Kenneth L. Hardin: Sesame Street’s broken road runs through this city too

Published 12:00 am Sunday, July 24, 2022

As a child of the late ’60s and early ’70s I happily sang the Sesame Street tune. I wondered if there was actually a road that would take me to the magical neighborhood. Lately, it seems like that road is a one-way private exclusionary street obviously not open to everyone. Video surfaced recently of a parade at a Sesame Place event where one of the popular characters lovingly interacted with kids until the furry creature approached two visibly excited little Black children. Instead of hugging them as the character had done with others that didn’t look like the two, the kids were ignored as the character walked past without acknowledging them.

The hurt and disappointment in the little faces tore a hole in me that drilled all the way down to the essence of my being because I experienced that level of hate inspired hurt as a child of similar age. Sadly, this was not the only recorded incident involving a Sesame Street character and a child of color. Five additional videos of other characters ignoring little Black children have begun to surface on TMZ and other similar sites. Something smells rotten in the neighborhood.

Instead of taking ownership, the good people on Sesame Clueless Boulevard gave a flimsy explanation in place of owning the racist faux pas. They offered a ridiculous assertion that the character’s insensitive action was unintentional due to their being unable to see things below their sight line. The problem was there was video contradicting that lame excuse as the character reached down and hugged children lighter in complexion.

After the other videos surfaced, Disney fell back on the worn out go-to playbook response of implementing bias and diversity awareness training. You’re only treating symptoms, not the disease. If my extreme eye rolling and derisive side to side head shaking isn’t visible, trust me, it’s there.

I’m well aware that people are weary of me talking about racism. If you’re sick of reading me opine about this societal malady, imagine how exhausted I am of having to endure it. We know racism is as American as baseball and apple pie, but outside of MLK Day in January and for 28 days in February, most people who aren’t impacted by racism don’t want to hear about it. It’s a sad day when Salisbury can out-Mississippi, Mississippi. Let me explain. I had a white former City Councilman say to me several years ago that he agrees with everything I say about racism in this city but he doesn’t like the way I choose to say it. Should I whisper or do sign language to lessen the hurt others feel having to hear it?

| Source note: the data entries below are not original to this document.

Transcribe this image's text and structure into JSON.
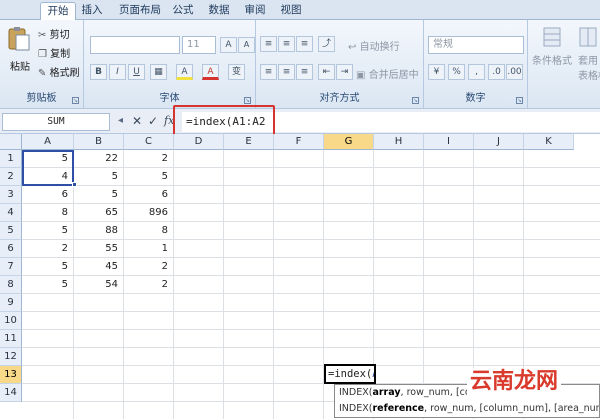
{
  "menu": {
    "tabs": [
      "开始",
      "插入",
      "页面布局",
      "公式",
      "数据",
      "审阅",
      "视图"
    ],
    "active": "开始"
  },
  "ribbon": {
    "clipboard": {
      "paste": "粘贴",
      "cut": "剪切",
      "copy": "复制",
      "format_painter": "格式刷",
      "label": "剪贴板"
    },
    "font": {
      "size": "11",
      "grow": "A",
      "shrink": "A",
      "bold": "B",
      "italic": "I",
      "underline": "U",
      "label": "字体",
      "font_color": "A",
      "fill": "A",
      "more": "变"
    },
    "alignment": {
      "wrap": "自动换行",
      "merge": "合并后居中",
      "label": "对齐方式"
    },
    "number": {
      "format": "常规",
      "label": "数字"
    },
    "styles": {
      "conditional": "条件格式",
      "table": "套用",
      "table2": "表格格"
    }
  },
  "formula_bar": {
    "name_box": "SUM",
    "cancel": "✕",
    "enter": "✓",
    "fx": "fx",
    "formula": "=index(A1:A2"
  },
  "grid": {
    "columns": [
      "A",
      "B",
      "C",
      "D",
      "E",
      "F",
      "G",
      "H",
      "I",
      "J",
      "K"
    ],
    "rows": [
      "1",
      "2",
      "3",
      "4",
      "5",
      "6",
      "7",
      "8",
      "9",
      "10",
      "11",
      "12",
      "13",
      "14"
    ],
    "data": [
      [
        "5",
        "22",
        "2"
      ],
      [
        "4",
        "5",
        "5"
      ],
      [
        "6",
        "5",
        "6"
      ],
      [
        "8",
        "65",
        "896"
      ],
      [
        "5",
        "88",
        "8"
      ],
      [
        "2",
        "55",
        "1"
      ],
      [
        "5",
        "45",
        "2"
      ],
      [
        "5",
        "54",
        "2"
      ]
    ],
    "selected_column": "G",
    "selected_row": "13",
    "edit_cell": {
      "prefix": "=index(",
      "range": "A1:A2"
    }
  },
  "tooltip": {
    "line1": {
      "fn": "INDEX(",
      "arg": "array",
      "rest": ", row_num, [colu"
    },
    "line2": {
      "fn": "INDEX(",
      "arg": "reference",
      "rest": ", row_num, [column_num], [area_num])"
    }
  },
  "watermark": "云南龙网"
}
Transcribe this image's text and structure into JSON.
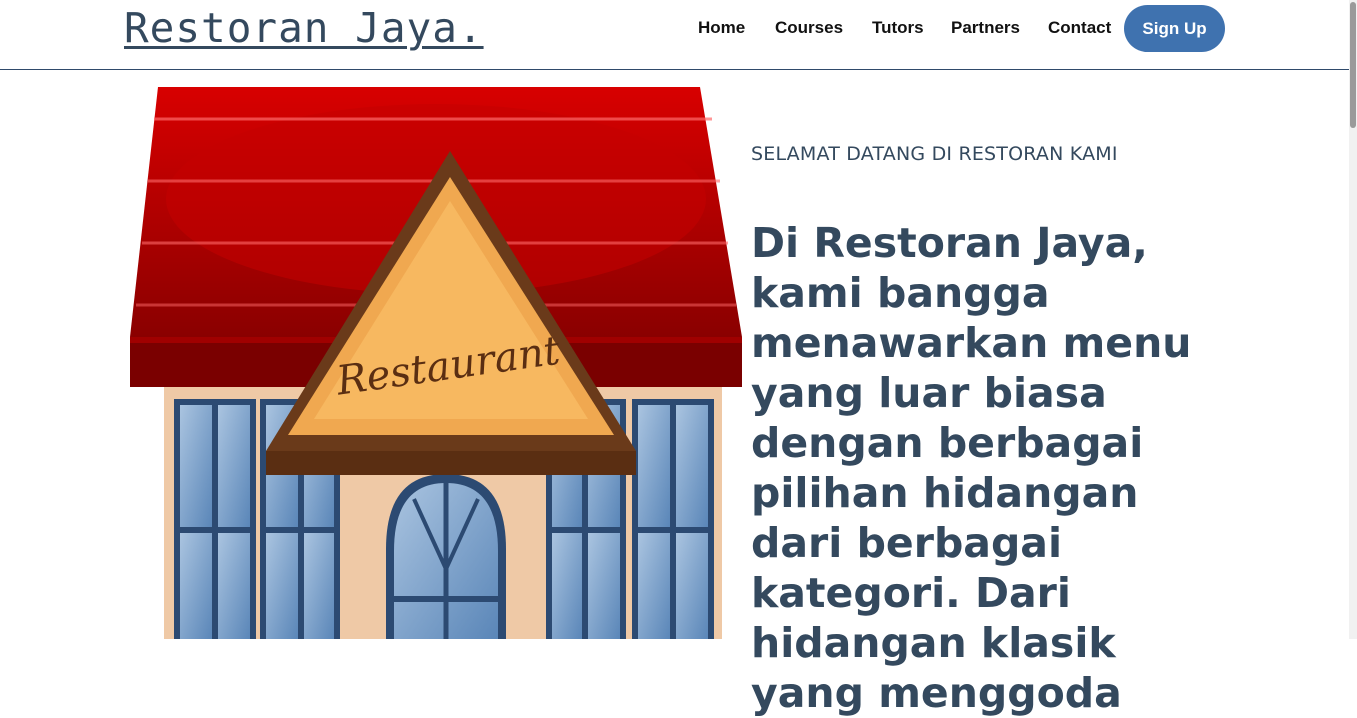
{
  "header": {
    "brand": "Restoran Jaya.",
    "nav": [
      {
        "label": "Home"
      },
      {
        "label": "Courses"
      },
      {
        "label": "Tutors"
      },
      {
        "label": "Partners"
      },
      {
        "label": "Contact"
      }
    ],
    "signup_label": "Sign Up"
  },
  "hero": {
    "image_sign_text": "Restaurant",
    "welcome": "SELAMAT DATANG DI RESTORAN KAMI",
    "description": "Di Restoran Jaya, kami bangga menawarkan menu yang luar biasa dengan berbagai pilihan hidangan dari berbagai kategori. Dari hidangan klasik yang menggoda"
  },
  "colors": {
    "accent": "#3f72af",
    "text": "#34495e",
    "roof": "#b30000",
    "sign": "#f0a850"
  }
}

I’ve also been told I need to learn my place. I received a phone call from a gentleman who introduced himself as part of the “cultural white elite of the city.” He said if I didn’t tone down my rhetoric about racism I would be sorry. Another former City Councilmember told me during my time in the chair, “You need to use better communication tools when you talk to white people. I don’t know why you fight so hard for the Black community; they didn’t vote for you. White people put you in office.”

Well, gosh a mighty ma’am, I’se be so grateful to ya fo’ allowing me to have some dignity. Black lives don’t seem to matter when Black people feel they should but are of paramount importance when there’s a political payoff.

It’s sadly humorous that the city is now promoting its Diversity Department (insert eye roll again) with plans to “review city practices and policies to remove barriers and ensure equitable access for everyone.” Interestingly, from 2015-2017 while on Council, I called out the city for the same thing and said cultural competency was needed. I was branded a “disruption and divisive.”  I’ve been vocal about the pervasive racism and racial divisiveness that exists in this city going back to the early ’90s. Did racism just start here in the last year? It’s nothing more than feel-good rhetoric and heavy analysis of a problem we already know exists but have no genuine solutions in place. If people want to understand why racial healing is so elusive, it’s because Black voices are muted, our pain is not taken seriously, there’s fear of reprisal and skinfolks feel it’s better to suffer in silence. In this country, people of color are still looked upon as inferior, uncivilized and unworthy of basic humanity and decency. America wants our rhythm, just not our blues. When we respectfully ask for Black lives to matter, there’s an ignoble level of ignorance and cowardice that exists on both sides.

Sesame Street is not the only road with a closed for construction sign. Orange barrels exist here too.

Kenneth L. (Kenny) Hardin is a member of the National Association of Black Journalists.